Luckily, Mr Zabladowski is there too, installing the sinks for the institute and Bart would much rather have him as a father. The relationships depicted are a goldmine for the amateur psychologist, with the mother using Dr T as a way to discipline Bart's personality in lieu of his absent father, and Bart afraid of his preferred, new father figure being replaced by this preening pianist - and don't forget this all takes place the hero's mind. Yet there's also a deep rooted suspicion of adult pretention, as if there could be any worth in playing the piano when there's baseball to be enjoyed outside, the film apparently tells us. I wonder if Dr Seuss would have been quite as happy if reading had been substituted for music?

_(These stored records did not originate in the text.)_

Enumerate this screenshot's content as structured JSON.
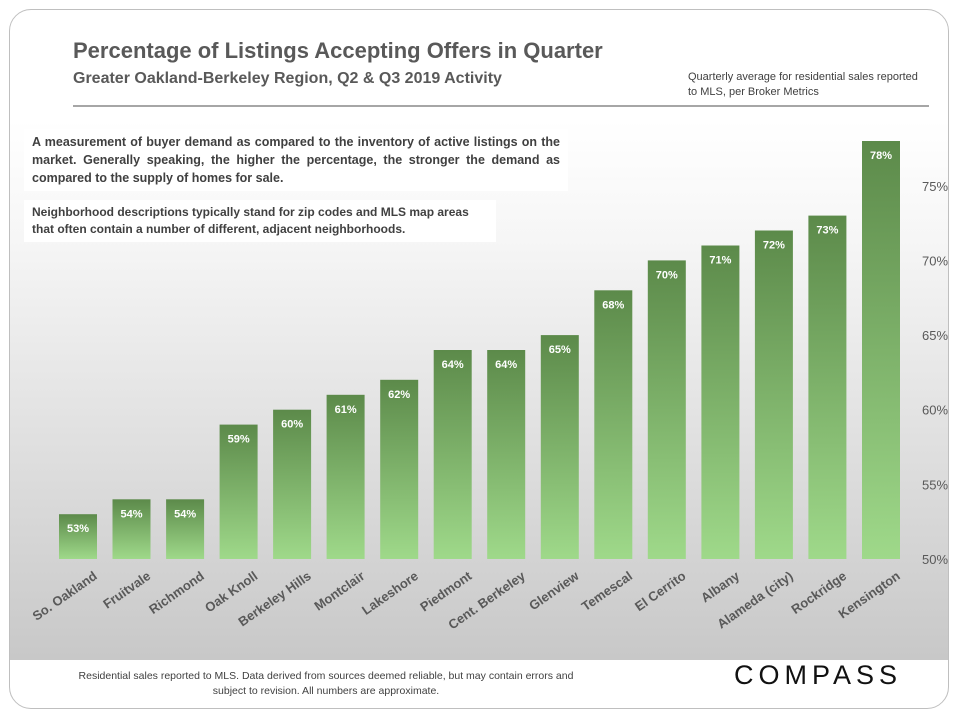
{
  "header": {
    "title": "Percentage of Listings Accepting Offers in Quarter",
    "subtitle": "Greater Oakland-Berkeley  Region, Q2 & Q3 2019 Activity",
    "source_note": "Quarterly average for residential  sales reported to MLS, per Broker Metrics"
  },
  "notes": {
    "description": "A measurement of buyer demand as compared to the inventory of active listings on the market. Generally speaking, the higher the percentage, the stronger the demand as compared to the supply of homes for sale.",
    "neighborhood_note": "Neighborhood descriptions typically stand for zip codes and MLS map areas that often contain a number of different, adjacent neighborhoods."
  },
  "footer": {
    "disclaimer": "Residential sales reported  to MLS. Data derived from sources deemed reliable, but may contain errors and subject to revision.  All numbers are approximate.",
    "logo": "COMPASS"
  },
  "colors": {
    "bar_top": "#5c8a4a",
    "bar_bottom": "#9fd98a",
    "label_text": "#ffffff",
    "axis_text": "#595959"
  },
  "chart_data": {
    "type": "bar",
    "title": "Percentage of Listings Accepting Offers in Quarter",
    "categories": [
      "So. Oakland",
      "Fruitvale",
      "Richmond",
      "Oak Knoll",
      "Berkeley Hills",
      "Montclair",
      "Lakeshore",
      "Piedmont",
      "Cent. Berkeley",
      "Glenview",
      "Temescal",
      "El Cerrito",
      "Albany",
      "Alameda (city)",
      "Rockridge",
      "Kensington"
    ],
    "values": [
      53,
      54,
      54,
      59,
      60,
      61,
      62,
      64,
      64,
      65,
      68,
      70,
      71,
      72,
      73,
      78
    ],
    "data_labels": [
      "53%",
      "54%",
      "54%",
      "59%",
      "60%",
      "61%",
      "62%",
      "64%",
      "64%",
      "65%",
      "68%",
      "70%",
      "71%",
      "72%",
      "73%",
      "78%"
    ],
    "yticks": [
      50,
      55,
      60,
      65,
      70,
      75
    ],
    "ytick_labels": [
      "50%",
      "55%",
      "60%",
      "65%",
      "70%",
      "75%"
    ],
    "ylim": [
      50,
      78
    ],
    "y_axis_side": "right",
    "grid": false,
    "legend": "none"
  }
}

But the film is on Bart's side throughout: nobody would seriously choose Dr T over the plumber - a solid, blue collar job instead of the teacher's airy-fairy artistic one. Dr T doesn't simply have his creative side held against him, he hypnotises Bart's mother, hoards cash which he shovels into his safe, and plans to execute Mr Zabladowski, too! Conried is a fine villain, lots of fun to watch and matches the wild design of the production, surrounded by such bizarre sights as the rollerskating guards joined by their long, grey beards, or the drummer punished by being trapped in a beating drum. Despite its defiantly anti-intellectual stance, The 5000 Fingers of Dr T is a bright, colourful and playfully menacing movie, one of the strangest things to emerge from 1950s Hollywood. Music by Frederick Hollander.